Беготня на станцию отнимала много времени, и Гриша лихорадочно принялся
собирать собственный детекторный радиоприемник. Иногда ему помогал отец. Он
плохо разбирался в радиотехнике, больше мешал, чем помогал. Но отец и сын
любили эти часы совместной работы - они порождали радость, вечную спутницу
любого творчества, и чувство единства.
Грише никогда не забыть лицо отца, когда, наконец, приемник был готов.

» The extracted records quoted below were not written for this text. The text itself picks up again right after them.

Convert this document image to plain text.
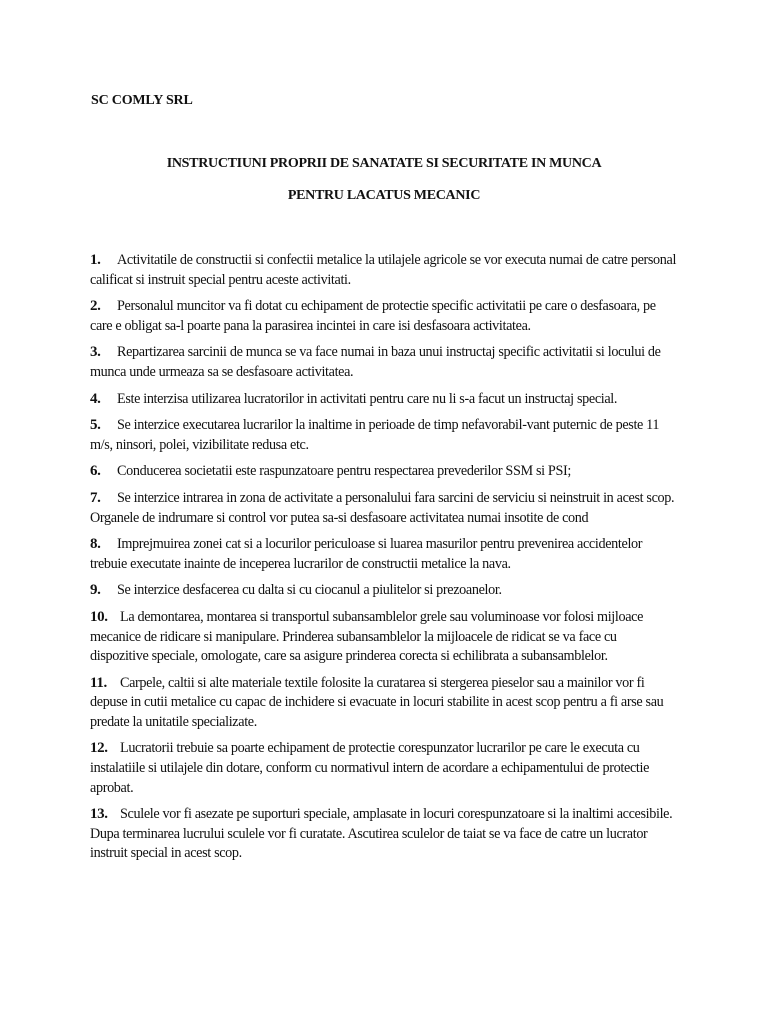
SC COMLY SRL
INSTRUCTIUNI PROPRII DE SANATATE SI SECURITATE IN MUNCA
PENTRU LACATUS MECANIC
1. Activitatile de constructii si confectii metalice la utilajele agricole se vor executa numai de catre personal calificat si instruit special pentru aceste activitati.
2. Personalul muncitor va fi dotat cu echipament de protectie specific activitatii pe care o desfasoara, pe care e obligat sa-l poarte pana la parasirea incintei in care isi desfasoara activitatea.
3. Repartizarea sarcinii de munca se va face numai in baza unui instructaj specific activitatii si locului de munca unde urmeaza sa se desfasoare activitatea.
4. Este interzisa utilizarea lucratorilor in activitati pentru care nu li s-a facut un instructaj special.
5. Se interzice executarea lucrarilor la inaltime in perioade de timp nefavorabil-vant puternic de peste 11 m/s, ninsori, polei, vizibilitate redusa etc.
6. Conducerea societatii este raspunzatoare pentru respectarea prevederilor SSM si PSI;
7. Se interzice intrarea in zona de activitate a personalului fara sarcini de serviciu si neinstruit in acest scop. Organele de indrumare si control vor putea sa-si desfasoare activitatea numai insotite de cond
8. Imprejmuirea zonei cat si a locurilor periculoase si luarea masurilor pentru prevenirea accidentelor trebuie executate inainte de inceperea lucrarilor de constructii metalice la nava.
9. Se interzice desfacerea cu dalta si cu ciocanul a piulitelor si prezoanelor.
10. La demontarea, montarea si transportul subansamblelor grele sau voluminoase vor folosi mijloace mecanice de ridicare si manipulare. Prinderea subansamblelor la mijloacele de ridicat se va face cu dispozitive speciale, omologate, care sa asigure prinderea corecta si echilibrata a subansamblelor.
11. Carpele, caltii si alte materiale textile folosite la curatarea si stergerea pieselor sau a mainilor vor fi depuse in cutii metalice cu capac de inchidere si evacuate in locuri stabilite in acest scop pentru a fi arse sau predate la unitatile specializate.
12. Lucratorii trebuie sa poarte echipament de protectie corespunzator lucrarilor pe care le executa cu instalatiile si utilajele din dotare, conform cu normativul intern de acordare a echipamentului de protectie aprobat.
13. Sculele vor fi asezate pe suporturi speciale, amplasate in locuri corespunzatoare si la inaltimi accesibile. Dupa terminarea lucrului sculele vor fi curatate. Ascutirea sculelor de taiat se va face de catre un lucrator instruit special in acest scop.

Ничего, что внешне приемник выглядел неуклюжим, а слова диктора по временам
были едва слышны. Но слышны! Теперь уже не на следующий день из газет, а три
и даже четыре раза на протяжении дня можно узнавать о последних событиях и
Испании.
Поймав новое сообщение, Гриша не в силах был усидеть за учебниками и
бежал на участок, где отец осматривал колею, полол траву или подсыпал песок
и гравий. Обходчик молча продолжал работать, а мальчик пересказывал только
что услышанное, тут же комментировал информационное сообщение, сыпал
огромным количеством незнакомых названий испанских городов, рек, старинных
крепостей.
Ночью они ему снились. Он видел себя бойцом революционной армии,
которая, прорываясь сквозь огонь и дым, с ходу захватывает вражеские
позиции, чтобы водрузить над ними алый стяг. Гришу будило биение
собственного сердца, и мальчик долго лежал с открытыми глазами,
прислушиваясь к длинным зовущим гудкам паровозов, которые мчались мимо
домика. "Ту-да! И-ди!" - кричали они. "Быст-рей! Быстрей!" - выстукивали
колеса вагонов.
Живя далеко от станции, Гриша редко виделся со своими товарищами по
школе, и все впечатления, накапливавшиеся в его душе, искали выхода в
действии. Однажды вечером он сказал отцу:
- Папа, я поеду в Испанию!
Павло Гончаренко серьезно поглядел на сына.
- А что ты умеешь?
- Драться с фашистами.
Отец даже не улыбнулся.
- Ну, одного, двух, пусть даже десяток уложишь, а дальше? Фашисты во
всем мире начинают показывать зубы. Чтобы уничтожить их всех до единого,
надо много уметь и много знать.
В тот вечер старый солдат Павло Гончаренко долго беседовал с сыном. Не
уговаривал, не кричал просто рассказывал. И Гриша с удивлением отметил:
молчаливый, малообразованный отец гораздо лучше его понимает, какая грозная
опасность нависла над миром.
- К этому жестокому бою надо готовиться, сынок, таким вот молодым, как
ты. Сам же читаешь, что фашисты техникой побеждают - танками, самолетами...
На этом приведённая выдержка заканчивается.